Hong Kong Chief Executive Tung Chee-hwa
I'm Steve Ember with In the News, in VOA Special English.
All week there was discussion about the future of Hong Kong leader Tung Chee-hwa. Mr. Tung, in comments Friday, defended the record of his seven years in office. Yet there were reports that he had already resigned. He was in Beijing for the yearly meeting of the legislature, the National People's Congress.
Mr. Tung has been unpopular. In two thousand three, a half-million people protested after he tried to establish a security law approved in Beijing. The demonstrators also were protesting the slow reaction to the spread of the lung infection SARS.

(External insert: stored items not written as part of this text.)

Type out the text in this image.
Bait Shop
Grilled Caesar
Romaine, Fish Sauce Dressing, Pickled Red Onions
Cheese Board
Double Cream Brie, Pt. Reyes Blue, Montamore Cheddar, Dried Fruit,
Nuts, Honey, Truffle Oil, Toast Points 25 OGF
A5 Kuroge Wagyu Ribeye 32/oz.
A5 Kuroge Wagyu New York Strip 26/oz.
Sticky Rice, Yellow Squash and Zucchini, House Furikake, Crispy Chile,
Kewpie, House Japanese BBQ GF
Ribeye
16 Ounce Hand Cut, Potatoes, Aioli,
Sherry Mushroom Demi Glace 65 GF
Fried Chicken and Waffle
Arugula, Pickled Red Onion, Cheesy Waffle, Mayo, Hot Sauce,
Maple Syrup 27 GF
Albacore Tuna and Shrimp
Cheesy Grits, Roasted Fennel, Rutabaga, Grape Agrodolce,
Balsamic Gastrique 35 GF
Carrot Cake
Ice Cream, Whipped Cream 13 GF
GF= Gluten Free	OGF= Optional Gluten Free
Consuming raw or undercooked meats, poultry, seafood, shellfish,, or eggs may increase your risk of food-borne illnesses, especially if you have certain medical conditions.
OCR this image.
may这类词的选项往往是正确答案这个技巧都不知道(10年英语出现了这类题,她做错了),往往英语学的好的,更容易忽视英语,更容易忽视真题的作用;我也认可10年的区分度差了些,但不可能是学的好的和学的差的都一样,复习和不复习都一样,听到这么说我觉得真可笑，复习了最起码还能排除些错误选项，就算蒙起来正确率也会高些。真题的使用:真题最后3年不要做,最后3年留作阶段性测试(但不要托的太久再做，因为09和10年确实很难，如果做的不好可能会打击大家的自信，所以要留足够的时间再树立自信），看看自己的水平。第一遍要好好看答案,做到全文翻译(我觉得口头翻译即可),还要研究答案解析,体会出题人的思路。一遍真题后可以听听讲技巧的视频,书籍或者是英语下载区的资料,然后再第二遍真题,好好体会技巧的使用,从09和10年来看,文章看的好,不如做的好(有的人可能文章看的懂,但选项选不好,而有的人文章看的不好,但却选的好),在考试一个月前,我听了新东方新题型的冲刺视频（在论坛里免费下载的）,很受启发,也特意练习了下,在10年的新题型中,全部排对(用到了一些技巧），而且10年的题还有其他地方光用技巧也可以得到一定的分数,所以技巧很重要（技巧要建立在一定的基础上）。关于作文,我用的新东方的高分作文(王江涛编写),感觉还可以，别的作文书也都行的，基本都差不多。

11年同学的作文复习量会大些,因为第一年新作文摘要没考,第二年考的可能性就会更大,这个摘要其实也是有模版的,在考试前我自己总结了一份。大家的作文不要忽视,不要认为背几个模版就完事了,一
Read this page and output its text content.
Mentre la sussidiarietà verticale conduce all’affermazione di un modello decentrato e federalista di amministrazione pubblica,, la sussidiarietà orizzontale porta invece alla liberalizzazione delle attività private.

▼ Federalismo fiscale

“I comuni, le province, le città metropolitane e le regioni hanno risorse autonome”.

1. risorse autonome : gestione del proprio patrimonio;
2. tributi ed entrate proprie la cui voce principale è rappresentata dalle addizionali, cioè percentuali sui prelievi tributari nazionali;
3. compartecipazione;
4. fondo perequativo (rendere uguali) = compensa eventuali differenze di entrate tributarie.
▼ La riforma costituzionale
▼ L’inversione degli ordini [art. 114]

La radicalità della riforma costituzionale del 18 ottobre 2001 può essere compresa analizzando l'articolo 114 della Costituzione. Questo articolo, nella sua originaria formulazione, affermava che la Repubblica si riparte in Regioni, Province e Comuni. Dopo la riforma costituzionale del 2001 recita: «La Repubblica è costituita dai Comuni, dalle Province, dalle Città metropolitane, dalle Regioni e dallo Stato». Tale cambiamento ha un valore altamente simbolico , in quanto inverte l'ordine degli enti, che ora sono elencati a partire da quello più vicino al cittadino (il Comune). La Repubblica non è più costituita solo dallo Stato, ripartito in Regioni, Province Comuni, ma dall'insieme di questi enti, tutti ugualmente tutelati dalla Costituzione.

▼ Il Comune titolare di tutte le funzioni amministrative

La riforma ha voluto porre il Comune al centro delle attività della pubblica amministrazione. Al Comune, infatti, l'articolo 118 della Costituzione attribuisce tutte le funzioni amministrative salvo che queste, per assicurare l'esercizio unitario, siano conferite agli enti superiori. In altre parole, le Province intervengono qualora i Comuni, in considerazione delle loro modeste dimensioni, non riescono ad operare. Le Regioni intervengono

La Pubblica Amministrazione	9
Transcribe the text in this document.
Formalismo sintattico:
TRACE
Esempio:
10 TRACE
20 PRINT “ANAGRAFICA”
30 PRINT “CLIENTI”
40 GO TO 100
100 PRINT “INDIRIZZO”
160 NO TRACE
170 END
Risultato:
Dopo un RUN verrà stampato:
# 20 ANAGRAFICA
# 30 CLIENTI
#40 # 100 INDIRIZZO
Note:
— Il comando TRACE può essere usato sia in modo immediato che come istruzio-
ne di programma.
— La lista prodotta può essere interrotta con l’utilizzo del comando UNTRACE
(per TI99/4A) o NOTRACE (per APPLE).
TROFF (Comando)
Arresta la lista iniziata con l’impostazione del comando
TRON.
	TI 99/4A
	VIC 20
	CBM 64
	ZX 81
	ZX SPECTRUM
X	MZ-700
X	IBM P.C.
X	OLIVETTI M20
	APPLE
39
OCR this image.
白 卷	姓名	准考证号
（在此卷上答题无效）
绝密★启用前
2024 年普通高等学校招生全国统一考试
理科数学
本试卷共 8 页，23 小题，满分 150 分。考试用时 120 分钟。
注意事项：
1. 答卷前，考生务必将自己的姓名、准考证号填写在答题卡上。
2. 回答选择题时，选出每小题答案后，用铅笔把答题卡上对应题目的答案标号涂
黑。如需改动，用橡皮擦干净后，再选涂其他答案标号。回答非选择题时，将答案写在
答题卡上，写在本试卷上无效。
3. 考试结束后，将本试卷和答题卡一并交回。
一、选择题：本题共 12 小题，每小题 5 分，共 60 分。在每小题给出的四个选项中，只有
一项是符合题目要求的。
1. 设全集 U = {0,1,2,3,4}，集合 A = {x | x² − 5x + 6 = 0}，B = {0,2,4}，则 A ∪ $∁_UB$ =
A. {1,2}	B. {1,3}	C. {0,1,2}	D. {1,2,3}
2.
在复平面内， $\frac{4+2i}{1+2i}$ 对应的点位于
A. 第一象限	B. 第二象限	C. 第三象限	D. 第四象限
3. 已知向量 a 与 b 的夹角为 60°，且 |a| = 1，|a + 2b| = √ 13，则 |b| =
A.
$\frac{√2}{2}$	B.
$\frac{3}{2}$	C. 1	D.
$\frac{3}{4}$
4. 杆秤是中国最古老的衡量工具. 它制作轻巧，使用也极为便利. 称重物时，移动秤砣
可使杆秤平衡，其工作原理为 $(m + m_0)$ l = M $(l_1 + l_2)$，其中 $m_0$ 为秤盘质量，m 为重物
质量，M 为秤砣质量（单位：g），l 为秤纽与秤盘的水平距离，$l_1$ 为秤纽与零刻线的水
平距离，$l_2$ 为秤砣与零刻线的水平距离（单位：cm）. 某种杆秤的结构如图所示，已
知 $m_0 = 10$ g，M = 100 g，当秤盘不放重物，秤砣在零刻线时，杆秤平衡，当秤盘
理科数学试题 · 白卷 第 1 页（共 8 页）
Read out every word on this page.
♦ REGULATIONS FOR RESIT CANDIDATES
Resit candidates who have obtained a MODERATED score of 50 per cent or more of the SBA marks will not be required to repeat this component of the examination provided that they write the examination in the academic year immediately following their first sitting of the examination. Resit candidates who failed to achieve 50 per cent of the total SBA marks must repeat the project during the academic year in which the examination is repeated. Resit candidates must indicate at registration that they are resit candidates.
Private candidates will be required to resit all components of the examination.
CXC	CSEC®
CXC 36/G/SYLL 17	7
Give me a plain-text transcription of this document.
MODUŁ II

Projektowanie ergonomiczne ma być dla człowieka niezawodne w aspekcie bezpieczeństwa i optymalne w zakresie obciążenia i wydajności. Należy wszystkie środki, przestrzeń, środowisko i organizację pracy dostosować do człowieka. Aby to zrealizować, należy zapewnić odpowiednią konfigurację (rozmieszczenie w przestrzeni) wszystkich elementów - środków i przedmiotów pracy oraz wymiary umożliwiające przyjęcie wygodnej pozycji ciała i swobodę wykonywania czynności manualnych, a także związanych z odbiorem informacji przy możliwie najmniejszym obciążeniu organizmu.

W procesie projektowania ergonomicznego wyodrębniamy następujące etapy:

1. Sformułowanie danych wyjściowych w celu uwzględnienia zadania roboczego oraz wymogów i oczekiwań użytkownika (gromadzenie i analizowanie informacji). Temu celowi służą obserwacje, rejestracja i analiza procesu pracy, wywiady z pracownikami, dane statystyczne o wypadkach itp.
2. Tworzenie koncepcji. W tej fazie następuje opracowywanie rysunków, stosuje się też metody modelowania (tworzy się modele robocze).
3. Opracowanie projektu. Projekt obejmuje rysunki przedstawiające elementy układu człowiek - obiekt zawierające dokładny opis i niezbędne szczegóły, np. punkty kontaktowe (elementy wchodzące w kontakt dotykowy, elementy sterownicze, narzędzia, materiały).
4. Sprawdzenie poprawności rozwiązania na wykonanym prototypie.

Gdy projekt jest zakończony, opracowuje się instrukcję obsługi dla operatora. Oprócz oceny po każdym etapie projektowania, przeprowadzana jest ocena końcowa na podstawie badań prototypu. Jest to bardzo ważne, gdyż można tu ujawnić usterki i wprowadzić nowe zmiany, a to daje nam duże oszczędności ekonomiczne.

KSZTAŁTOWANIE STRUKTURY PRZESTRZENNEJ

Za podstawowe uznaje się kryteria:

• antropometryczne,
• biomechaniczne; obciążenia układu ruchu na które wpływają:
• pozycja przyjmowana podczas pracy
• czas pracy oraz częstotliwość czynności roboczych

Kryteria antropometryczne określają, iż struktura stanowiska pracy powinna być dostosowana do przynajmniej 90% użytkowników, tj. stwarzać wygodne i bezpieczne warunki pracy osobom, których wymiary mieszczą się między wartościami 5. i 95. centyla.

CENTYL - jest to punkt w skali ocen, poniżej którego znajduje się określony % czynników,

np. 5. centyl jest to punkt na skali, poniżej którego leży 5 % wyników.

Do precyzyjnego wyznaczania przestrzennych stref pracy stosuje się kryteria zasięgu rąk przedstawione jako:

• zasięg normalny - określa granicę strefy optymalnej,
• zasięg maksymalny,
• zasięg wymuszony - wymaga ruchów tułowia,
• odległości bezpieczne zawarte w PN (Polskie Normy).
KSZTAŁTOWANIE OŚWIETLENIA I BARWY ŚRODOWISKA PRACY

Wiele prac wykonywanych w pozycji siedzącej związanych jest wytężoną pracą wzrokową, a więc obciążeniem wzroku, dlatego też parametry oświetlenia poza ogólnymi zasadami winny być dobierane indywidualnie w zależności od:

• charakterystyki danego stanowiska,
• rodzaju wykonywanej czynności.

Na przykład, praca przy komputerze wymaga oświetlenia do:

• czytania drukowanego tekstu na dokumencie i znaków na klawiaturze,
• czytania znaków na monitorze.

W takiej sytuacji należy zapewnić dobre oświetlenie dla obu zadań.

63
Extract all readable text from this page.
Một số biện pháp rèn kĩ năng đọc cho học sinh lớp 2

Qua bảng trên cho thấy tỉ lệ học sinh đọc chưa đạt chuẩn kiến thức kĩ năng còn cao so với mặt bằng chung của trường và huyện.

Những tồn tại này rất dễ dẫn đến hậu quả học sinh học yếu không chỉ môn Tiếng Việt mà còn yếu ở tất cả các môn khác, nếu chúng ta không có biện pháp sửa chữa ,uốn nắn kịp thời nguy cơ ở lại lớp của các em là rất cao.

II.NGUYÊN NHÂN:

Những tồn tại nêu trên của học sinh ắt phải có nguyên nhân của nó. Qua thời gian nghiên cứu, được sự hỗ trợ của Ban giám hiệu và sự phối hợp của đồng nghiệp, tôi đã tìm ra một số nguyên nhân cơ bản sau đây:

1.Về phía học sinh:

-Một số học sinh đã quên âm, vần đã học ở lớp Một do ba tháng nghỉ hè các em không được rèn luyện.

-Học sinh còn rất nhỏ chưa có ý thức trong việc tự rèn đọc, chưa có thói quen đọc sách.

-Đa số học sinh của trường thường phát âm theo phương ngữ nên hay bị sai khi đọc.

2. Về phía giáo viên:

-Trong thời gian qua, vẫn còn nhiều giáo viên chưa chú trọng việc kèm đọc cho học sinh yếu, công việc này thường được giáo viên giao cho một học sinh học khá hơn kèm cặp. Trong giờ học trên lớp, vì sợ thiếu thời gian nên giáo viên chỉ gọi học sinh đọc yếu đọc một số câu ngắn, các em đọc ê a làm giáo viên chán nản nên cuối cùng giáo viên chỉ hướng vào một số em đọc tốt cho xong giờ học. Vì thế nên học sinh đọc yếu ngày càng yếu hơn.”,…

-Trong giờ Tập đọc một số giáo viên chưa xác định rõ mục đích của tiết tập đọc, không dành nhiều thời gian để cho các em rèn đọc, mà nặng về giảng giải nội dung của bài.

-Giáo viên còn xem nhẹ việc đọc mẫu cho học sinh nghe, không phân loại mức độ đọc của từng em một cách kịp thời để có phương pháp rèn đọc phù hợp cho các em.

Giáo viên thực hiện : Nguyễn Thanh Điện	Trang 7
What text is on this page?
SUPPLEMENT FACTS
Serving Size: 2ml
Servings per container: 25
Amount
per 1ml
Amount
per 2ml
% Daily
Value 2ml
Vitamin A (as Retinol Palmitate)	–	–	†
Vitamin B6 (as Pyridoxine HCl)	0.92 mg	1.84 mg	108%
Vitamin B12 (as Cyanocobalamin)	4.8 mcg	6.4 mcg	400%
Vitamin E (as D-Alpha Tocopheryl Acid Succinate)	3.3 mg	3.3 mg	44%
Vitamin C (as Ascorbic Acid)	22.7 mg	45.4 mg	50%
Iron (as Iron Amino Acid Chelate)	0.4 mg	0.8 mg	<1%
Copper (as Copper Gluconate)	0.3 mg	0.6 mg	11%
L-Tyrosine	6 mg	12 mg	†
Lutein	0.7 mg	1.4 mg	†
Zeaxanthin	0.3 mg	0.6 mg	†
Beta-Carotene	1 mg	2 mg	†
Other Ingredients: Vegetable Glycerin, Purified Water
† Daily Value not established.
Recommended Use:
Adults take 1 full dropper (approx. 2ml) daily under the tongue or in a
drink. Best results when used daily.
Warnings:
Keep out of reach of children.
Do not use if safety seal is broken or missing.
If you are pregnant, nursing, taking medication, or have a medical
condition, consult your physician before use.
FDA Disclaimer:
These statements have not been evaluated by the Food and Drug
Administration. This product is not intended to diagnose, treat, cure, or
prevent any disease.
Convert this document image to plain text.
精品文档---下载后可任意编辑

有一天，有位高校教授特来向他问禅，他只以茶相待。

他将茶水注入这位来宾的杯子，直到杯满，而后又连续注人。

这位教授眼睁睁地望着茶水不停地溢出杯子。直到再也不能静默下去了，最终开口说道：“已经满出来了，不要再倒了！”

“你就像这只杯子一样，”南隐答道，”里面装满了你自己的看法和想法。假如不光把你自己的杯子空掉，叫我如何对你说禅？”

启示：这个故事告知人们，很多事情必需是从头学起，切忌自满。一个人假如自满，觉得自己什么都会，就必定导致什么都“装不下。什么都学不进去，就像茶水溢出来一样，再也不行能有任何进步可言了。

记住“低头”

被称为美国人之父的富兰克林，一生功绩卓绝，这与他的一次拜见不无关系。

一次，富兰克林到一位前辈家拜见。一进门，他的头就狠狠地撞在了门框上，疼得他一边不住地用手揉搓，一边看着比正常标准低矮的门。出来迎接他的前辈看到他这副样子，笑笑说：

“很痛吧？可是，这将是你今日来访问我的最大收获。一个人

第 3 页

Tung Chee-hwa is sixty-seven years old. He earned millions of dollars in the shipping business before he became chief executive of Hong Kong. He was the first leader chosen after British colonial rule ended in nineteen ninety-seven. Since then, China and Hong Kong have followed a policy known as "one country, two systems."
The territory's Electoral Committee appointed Mr. Tung to a second five-year term in two thousand two.
Hong Kong law says that if the chief executive leaves, the temporary replacement is the chief secretary. That job is held by Donald Tsang.
Local media say Chinese officials may want the next chief executive to serve a full five-year term, instead of just the next two years. If that happens, reports say hopes of democratic reforms could be pushed back at least until two thousand ten.
Pro-democracy politicians in Hong Kong want changes before elections planned in two thousand seven. These politicians want all citizens to have the right to elect their representatives directly. In two thousand, business leaders and professionals chose members of the Hong Kong legislature. Almost seven million people live in Hong Kong. Only about one hundred sixty thousand of them were able to vote.
In Washington this week, there was discussion of another issue involving China. American officials oppose efforts to end a European ban on weapons sales to that country. Some European Union nations have already begun to sell military supplies to China. The ban came after Chinese troops crushed pro-democracy protests in Tiananmen Square in Beijing in nineteen eighty-nine.
President Bush discussed American concerns during his recent visit to Europe. Reports said he made little progress on this issue with European leaders. The president says easing the ban could, in his words, "change the balance of relations between China and Taiwan." China sees Taiwan as a rebellious province.
This week, the American State Department released its yearly report on human rights around the world. Again, it listed many efforts to suppress dissent in China. And again China reacted with its own report on what the Chinese condemned as United States offenses. These included the mistreatment of prisoners by American soldiers in Iraq.